My head rested on the glass window of the morning train heading into the city – my eyes staring into the distance, looking at nothing in particular. I sighed as I felt the now familiar feeling … the feeling of my soul being shrink-wrapped.
Every morning, on the now all too familiar train ride, I would pack away all the non-corporate, non-acceptable parts of myself, and shrink-wrap them for later. Every evening, if I remembered, I would quietly tear a corner into the shrink-wrapping and let my soul breathe. The trouble was, over the years, more and more I forgot to open the shrink-wrap until the tight feeling, and the corporate mask was all that was on permanent display.
Every now and again, the “unacceptable parts” of me would mount a breakout attempt, usually met with much tut-tutting and murmurs of the need to set a better example for the staff. They were quickly brought under control, and the shrink-wrap made a little tighter.
Corporations don’t deliberately set out to close down your soul
Nevertheless, little by little we learn that emotions in the workplace are frowned upon – no matter whether they are anger or unbridled joy. No matter whether it is caring for another team member having a bad day or caring for our clients and spending 3 minutes more than allocated to treat them as human beings. Beige emotions to match the carpets are the norm.
We learn that creativity and being a maverick are dangerous. It makes you stand out. Yes, there are the odd muttered platitudes of “we need more creativity and innovation” … but only between the hours of 9 am, and 9.15 am … and only within the context of formal meetings … and only when following the appropriate hierarchy channels and with the appropriate paperwork completed.

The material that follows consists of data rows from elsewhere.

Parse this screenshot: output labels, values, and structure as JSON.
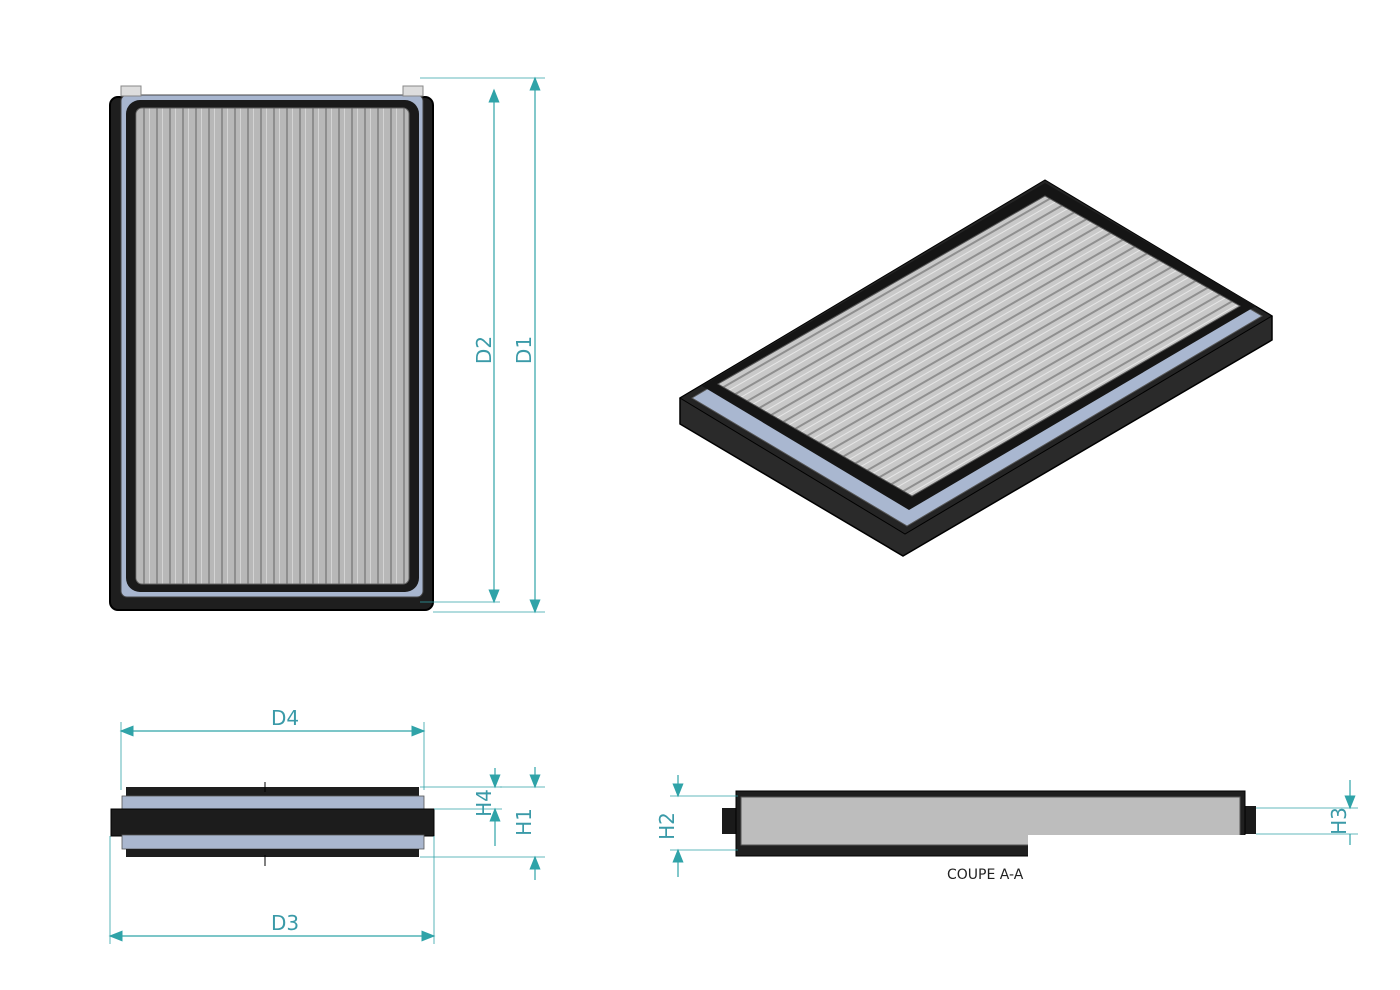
{
  "colors": {
    "dimension": "#2fa3a8",
    "frame": "#222222",
    "seal": "#111111",
    "filter_media": "#b9b9b9",
    "spacer": "#aab8d4"
  },
  "labels": {
    "d1": "D1",
    "d2": "D2",
    "d3": "D3",
    "d4": "D4",
    "h1": "H1",
    "h2": "H2",
    "h3": "H3",
    "h4": "H4",
    "section": "COUPE A-A"
  }
}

We learn that intuition (while usually right) is seen in the same category as witchcraft and people who are in tune with their intuition need to be prepared to be burned at the stake. Corporations worship at the altar of logic, facts and figures. Never mind that slavish following of facts and figures resulted in the GFC.
So little by little, our souls die at work
For 20+ years I was a soul less High Priestess of the corporate world, having one of the top Human Resources jobs in government.

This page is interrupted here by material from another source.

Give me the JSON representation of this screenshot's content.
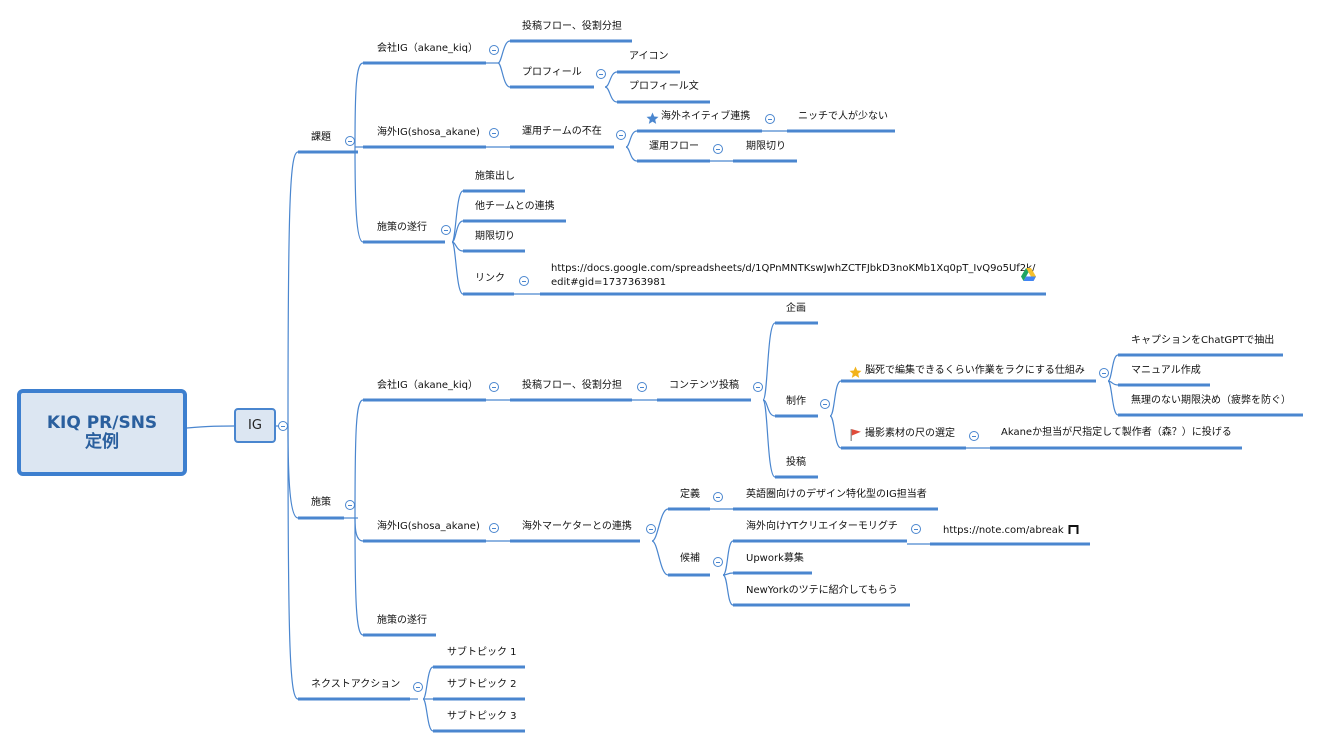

I finally broke free, peeled off the layers and rediscovered my soul. But, even now, after five years of freedom, I still catch myself periodically looking over my shoulder, concerned about what “they” may think.
It doesn’t have to be that way. What I have learnt is you don’t have to lose your soul – you can keep it and still survive and thrive in the corporate world. How?
How to keep your soul
There are organisations and corporations that welcome authenticity and humanity. That strive for connection with their employees and their customers – connection that is more than rhetoric. If your soul longs to dance … find them! Choose them! Work with them!
If your choice is to remain and be a force for change in your workplace, start with the people immediately around you. Build connections one person at a time. Allow the non-corporate part of you to talk to the non-corporate part of one other person at work. Start a ripple of being able to breathe, to share and connect.
Remember to reconnect with who you are outside of work hours. Remember who the “non-corporate” part of you is. Remember what that part of you likes to do to relax and unwind … and do it.
Find something creative that you love to do and do it. Not everyone is an artist, but everyone can take photos, build model cars, cook or sew. Channel your out-pouring of creativity into ways that bring you joy.
And finally, connect deeply with the ones you love or have chosen to love. Be open with them; be honest and authentic with them. The tighter the shrink-wrapping gets, the more open you need to be with the people around you. They are your safety net. They are the ones who will throw you the lifeline to rescue you from a sea of beige … if only you let them in.